The MNRTF board of trustees included the $280,000 grant request in its list of 76 recreation and development projects and land acquisitions totaling $23,538,700 that the board recommended to be funded in 2013 by the state.
Dearborn’s project—the only one included in the list from Wayne County—would extend the trail from its current start point near Andiamo Dearborn west to Ford Field, wrapping around the back of the restaurant and exiting onto Brady Street near Morley.
The two-mile trail runs north through the University of Michigan-Dearborn and Henry Ford Community College campuses, eventually connecting with Hines Drive.
The trail extension cost has been estimated at $500,000-$600,000. It's not clear where the rest of the funding would come from at this point.
The city had originally applied for a similar grant through the MDRTF to complete the project in 2008, but it was denied. They also applied for a grant through the Michigan Department of Transportation in 2011—at which point they had agreed to fund the rest of the cost—but MDOT did not approve that grant.
Dearborn Recreation and Parks Department officials believe the trail extension will help alleviate traffic and safety problems caused by bicyclists and pedestrians walking along Michigan Avenue to get to the trailhead.
"We’ve had some near accidents at that location because of heavy traffic," Recreation Director Greg Orner explained at a meeting on the trail last December. "We believe it will be a much safer access if we can build a trail system that goes behind Andiamo’s and behind the Historical Museum.”
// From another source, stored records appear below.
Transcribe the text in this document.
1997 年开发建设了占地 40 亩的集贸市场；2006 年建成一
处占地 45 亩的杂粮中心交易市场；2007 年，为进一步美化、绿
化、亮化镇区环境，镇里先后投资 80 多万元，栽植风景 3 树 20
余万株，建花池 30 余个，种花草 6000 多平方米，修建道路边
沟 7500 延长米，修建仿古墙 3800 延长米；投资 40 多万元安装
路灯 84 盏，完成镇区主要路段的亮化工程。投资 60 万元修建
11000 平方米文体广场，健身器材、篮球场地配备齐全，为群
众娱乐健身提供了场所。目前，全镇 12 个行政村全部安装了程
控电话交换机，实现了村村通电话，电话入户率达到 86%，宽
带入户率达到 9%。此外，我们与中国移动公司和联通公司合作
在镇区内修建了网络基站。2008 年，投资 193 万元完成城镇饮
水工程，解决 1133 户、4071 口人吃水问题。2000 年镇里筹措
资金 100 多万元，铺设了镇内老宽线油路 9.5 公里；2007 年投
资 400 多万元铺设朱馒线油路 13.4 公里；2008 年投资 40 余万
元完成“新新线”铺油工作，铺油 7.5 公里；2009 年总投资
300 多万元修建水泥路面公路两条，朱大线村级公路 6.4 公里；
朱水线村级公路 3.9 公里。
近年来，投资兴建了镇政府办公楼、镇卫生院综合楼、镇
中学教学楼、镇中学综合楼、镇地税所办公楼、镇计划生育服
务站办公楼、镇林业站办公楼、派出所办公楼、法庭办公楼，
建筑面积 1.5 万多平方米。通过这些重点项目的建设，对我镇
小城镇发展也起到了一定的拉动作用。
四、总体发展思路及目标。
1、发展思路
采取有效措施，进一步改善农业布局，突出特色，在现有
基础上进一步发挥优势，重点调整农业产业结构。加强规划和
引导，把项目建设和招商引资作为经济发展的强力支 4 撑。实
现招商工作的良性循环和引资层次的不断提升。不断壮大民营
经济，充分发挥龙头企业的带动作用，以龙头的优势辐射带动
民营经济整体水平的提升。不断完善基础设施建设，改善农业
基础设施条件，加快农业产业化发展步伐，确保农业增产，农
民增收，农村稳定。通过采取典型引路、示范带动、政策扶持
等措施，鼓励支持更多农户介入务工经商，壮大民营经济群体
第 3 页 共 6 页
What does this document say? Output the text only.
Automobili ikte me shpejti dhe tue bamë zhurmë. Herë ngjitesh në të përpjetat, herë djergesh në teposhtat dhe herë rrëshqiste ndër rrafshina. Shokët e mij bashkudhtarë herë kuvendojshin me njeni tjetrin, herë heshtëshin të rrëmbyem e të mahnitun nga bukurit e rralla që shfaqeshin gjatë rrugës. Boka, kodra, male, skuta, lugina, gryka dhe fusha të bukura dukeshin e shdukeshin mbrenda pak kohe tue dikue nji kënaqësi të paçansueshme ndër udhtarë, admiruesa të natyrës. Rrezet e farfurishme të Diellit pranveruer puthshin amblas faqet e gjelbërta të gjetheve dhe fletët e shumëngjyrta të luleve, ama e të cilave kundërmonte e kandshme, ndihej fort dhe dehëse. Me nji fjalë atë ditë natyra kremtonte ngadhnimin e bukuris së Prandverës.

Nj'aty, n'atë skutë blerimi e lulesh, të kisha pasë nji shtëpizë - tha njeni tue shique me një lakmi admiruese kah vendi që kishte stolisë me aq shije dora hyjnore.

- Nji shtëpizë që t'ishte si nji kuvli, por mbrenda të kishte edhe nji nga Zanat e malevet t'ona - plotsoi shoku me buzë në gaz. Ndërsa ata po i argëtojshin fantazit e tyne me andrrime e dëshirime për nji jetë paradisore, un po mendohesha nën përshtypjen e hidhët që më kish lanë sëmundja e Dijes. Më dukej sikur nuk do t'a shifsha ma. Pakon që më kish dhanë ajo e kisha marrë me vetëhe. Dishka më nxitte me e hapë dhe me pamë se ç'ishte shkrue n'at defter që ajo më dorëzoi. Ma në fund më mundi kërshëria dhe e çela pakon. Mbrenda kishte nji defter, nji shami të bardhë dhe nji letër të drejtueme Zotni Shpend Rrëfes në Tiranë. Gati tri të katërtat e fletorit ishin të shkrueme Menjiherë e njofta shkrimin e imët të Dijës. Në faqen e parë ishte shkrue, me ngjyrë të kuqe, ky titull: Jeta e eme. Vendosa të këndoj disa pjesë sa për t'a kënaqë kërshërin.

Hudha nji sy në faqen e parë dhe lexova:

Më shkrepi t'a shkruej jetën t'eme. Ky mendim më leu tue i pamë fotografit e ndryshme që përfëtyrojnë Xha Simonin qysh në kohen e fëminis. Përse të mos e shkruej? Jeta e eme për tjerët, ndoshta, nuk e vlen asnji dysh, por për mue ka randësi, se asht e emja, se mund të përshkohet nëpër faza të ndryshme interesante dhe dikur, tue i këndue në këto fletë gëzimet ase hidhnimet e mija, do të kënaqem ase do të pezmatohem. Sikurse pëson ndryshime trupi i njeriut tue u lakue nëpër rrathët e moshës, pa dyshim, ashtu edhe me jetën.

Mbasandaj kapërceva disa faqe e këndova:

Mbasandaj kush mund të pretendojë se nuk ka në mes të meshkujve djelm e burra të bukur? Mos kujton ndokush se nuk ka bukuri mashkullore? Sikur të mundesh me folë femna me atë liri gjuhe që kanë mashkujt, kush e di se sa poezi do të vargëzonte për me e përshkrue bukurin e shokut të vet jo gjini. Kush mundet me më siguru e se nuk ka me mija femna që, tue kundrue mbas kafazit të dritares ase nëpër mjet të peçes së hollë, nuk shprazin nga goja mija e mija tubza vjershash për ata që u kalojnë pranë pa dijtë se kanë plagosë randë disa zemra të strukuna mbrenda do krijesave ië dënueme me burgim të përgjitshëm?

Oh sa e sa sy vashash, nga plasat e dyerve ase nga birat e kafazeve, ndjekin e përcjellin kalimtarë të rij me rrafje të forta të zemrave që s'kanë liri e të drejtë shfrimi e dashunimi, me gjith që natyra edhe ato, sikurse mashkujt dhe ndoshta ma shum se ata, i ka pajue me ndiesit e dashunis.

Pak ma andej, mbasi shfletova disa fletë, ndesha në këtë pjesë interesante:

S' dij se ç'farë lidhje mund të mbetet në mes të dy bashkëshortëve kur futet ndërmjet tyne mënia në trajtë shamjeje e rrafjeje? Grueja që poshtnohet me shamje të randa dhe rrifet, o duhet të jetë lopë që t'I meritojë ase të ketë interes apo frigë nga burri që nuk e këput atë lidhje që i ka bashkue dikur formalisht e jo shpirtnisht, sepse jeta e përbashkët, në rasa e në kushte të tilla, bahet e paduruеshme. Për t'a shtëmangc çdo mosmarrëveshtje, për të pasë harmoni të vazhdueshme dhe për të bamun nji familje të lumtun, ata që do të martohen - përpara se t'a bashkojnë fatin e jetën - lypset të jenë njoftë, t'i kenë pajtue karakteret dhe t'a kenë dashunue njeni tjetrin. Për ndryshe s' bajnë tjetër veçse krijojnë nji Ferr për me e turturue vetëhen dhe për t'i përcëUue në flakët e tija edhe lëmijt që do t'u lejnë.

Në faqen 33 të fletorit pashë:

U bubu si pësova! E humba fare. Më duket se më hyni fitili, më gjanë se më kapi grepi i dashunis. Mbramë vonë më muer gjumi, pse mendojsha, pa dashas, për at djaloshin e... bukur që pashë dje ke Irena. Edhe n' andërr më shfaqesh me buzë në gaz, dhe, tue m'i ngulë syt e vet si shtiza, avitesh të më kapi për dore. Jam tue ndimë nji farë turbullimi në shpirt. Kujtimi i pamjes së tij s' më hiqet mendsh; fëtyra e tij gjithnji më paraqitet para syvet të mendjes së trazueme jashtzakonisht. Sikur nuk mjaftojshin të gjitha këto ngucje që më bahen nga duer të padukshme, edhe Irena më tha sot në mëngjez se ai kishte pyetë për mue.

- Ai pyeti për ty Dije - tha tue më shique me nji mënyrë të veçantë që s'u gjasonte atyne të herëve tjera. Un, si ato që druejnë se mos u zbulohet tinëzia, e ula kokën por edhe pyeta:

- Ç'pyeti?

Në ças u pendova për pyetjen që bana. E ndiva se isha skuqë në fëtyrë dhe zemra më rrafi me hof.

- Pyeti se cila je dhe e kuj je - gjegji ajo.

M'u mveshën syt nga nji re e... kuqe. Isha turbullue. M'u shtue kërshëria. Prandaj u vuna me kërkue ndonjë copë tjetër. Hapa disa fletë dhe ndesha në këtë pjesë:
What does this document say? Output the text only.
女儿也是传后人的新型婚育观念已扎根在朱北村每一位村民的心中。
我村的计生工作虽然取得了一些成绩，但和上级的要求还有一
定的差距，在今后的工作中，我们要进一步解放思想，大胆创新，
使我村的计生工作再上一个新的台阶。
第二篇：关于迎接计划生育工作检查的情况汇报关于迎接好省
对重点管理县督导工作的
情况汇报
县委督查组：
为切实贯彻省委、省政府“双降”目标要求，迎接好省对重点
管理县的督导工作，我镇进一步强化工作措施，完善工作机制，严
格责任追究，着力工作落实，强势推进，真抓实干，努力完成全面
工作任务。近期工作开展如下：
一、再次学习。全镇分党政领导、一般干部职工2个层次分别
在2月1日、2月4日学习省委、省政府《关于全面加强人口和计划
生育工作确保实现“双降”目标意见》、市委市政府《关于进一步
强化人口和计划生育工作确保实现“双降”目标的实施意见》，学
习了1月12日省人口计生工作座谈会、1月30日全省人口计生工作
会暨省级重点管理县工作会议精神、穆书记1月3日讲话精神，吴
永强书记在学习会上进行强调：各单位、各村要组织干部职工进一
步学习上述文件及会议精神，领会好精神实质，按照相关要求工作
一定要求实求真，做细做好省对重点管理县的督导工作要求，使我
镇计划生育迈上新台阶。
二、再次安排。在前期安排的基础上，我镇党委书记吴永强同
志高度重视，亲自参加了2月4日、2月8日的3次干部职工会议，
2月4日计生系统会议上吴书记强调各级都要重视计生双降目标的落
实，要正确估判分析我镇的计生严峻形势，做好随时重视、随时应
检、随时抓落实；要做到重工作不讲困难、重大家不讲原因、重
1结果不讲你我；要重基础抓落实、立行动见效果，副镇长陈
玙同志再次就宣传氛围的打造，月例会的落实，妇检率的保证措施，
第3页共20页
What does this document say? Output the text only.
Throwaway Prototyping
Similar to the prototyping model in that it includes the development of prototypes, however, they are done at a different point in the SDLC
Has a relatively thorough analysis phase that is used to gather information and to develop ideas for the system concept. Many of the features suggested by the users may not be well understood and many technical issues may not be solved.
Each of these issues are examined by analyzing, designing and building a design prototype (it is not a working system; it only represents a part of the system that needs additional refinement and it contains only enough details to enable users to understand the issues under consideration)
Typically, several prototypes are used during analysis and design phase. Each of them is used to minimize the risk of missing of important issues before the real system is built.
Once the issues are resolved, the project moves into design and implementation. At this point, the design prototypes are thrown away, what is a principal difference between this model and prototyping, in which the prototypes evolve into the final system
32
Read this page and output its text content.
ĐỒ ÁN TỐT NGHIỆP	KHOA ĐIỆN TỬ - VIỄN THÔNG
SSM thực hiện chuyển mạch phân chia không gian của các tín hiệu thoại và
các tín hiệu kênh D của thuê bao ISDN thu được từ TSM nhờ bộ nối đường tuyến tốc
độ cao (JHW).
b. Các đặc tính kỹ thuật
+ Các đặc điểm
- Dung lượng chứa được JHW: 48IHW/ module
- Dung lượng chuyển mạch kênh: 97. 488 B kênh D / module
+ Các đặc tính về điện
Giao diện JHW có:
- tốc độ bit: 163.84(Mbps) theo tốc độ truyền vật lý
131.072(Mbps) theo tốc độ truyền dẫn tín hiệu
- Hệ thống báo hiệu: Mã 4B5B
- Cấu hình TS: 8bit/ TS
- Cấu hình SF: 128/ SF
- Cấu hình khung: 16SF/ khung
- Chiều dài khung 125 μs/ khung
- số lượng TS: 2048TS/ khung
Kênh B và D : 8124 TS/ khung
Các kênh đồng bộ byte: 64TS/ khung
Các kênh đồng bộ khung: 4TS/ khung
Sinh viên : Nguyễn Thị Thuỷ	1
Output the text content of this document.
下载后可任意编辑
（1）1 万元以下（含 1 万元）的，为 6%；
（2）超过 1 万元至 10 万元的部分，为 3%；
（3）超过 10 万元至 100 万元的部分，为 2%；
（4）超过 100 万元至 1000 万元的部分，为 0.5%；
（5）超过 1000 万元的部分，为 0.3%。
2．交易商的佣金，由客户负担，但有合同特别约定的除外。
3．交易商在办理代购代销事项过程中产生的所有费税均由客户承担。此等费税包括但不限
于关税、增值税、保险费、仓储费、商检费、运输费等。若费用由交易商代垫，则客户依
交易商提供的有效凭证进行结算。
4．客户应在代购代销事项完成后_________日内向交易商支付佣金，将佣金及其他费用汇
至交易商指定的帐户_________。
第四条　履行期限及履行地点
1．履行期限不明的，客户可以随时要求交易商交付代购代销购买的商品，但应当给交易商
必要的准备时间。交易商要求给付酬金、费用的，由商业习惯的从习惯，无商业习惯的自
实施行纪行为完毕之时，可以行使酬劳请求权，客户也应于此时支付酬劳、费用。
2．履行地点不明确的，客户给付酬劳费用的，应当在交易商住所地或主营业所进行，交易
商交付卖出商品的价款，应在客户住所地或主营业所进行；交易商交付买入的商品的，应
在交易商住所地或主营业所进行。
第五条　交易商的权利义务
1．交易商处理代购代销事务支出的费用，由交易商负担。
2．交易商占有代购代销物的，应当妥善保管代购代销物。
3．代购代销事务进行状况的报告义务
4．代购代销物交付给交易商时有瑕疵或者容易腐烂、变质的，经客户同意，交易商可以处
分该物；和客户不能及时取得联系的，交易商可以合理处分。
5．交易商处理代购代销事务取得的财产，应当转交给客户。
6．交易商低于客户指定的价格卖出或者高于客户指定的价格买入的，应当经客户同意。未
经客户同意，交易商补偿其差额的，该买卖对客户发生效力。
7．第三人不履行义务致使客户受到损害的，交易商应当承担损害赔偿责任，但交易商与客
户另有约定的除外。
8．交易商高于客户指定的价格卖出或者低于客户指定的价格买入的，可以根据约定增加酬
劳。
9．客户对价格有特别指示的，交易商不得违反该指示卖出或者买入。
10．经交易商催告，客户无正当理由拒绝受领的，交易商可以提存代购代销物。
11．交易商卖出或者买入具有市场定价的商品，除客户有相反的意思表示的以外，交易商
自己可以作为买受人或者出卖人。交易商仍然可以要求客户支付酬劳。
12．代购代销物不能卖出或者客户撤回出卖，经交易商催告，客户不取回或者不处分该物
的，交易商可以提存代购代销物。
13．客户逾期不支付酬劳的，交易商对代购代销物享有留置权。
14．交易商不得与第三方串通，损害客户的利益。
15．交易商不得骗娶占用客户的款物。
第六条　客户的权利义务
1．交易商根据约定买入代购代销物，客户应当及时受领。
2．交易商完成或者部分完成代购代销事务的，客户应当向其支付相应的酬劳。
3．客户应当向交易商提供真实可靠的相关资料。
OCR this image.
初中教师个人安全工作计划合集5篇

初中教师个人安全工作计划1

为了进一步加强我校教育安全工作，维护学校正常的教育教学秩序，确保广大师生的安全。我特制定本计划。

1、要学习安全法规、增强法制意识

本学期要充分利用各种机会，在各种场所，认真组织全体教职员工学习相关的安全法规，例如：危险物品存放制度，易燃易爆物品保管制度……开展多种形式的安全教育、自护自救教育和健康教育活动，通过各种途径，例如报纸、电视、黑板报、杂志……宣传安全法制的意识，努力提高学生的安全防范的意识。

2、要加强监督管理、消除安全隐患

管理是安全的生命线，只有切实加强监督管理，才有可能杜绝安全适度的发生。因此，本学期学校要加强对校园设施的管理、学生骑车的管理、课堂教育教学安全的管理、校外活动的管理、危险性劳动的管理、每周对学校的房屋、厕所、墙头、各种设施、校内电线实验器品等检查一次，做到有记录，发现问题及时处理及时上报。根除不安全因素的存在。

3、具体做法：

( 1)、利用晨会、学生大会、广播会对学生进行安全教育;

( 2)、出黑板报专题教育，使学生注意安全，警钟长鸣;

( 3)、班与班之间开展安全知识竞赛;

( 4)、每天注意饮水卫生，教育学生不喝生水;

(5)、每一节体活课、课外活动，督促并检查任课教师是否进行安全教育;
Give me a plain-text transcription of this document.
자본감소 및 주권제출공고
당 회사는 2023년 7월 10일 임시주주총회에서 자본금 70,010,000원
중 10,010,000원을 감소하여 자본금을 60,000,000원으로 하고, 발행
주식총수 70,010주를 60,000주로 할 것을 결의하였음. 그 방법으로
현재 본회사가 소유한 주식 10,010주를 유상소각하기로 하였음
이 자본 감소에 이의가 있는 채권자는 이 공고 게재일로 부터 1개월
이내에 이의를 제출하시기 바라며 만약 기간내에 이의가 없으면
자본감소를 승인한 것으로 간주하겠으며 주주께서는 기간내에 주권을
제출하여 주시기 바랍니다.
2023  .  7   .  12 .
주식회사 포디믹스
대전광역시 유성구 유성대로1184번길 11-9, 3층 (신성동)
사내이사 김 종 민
The MNRTF board this year considered a total of 142 applications seeking $37,880,200 in funding. In a competitive process, all eligible applications were evaluated based on scoring criteria developed by the MNRTF board.
The MNRTF board can recommend funding for both development projects and acquisitions to local and state agencies.
They were also instrumental in funding . That grant was matched by $115,000 in funding from the City of Dearborn.
"The Michigan Natural Resources Trust Fund provides tremendous support to communities that want to offer residents and visitors quality recreation opportunities, while ensuring broad public access to hunting, fishing and outdoor recreation in Michigan’s special, scenic places," said Department of Natural Resources Director Keith Creagh.
The board’s recommendations will go to the Michigan Legislature for review as part of the appropriations process. It's not clear when those recommendations will be approved or denied.
A list of the final recommendations made by the Trust Fund board is available at www.michigan.gov/mnrtf.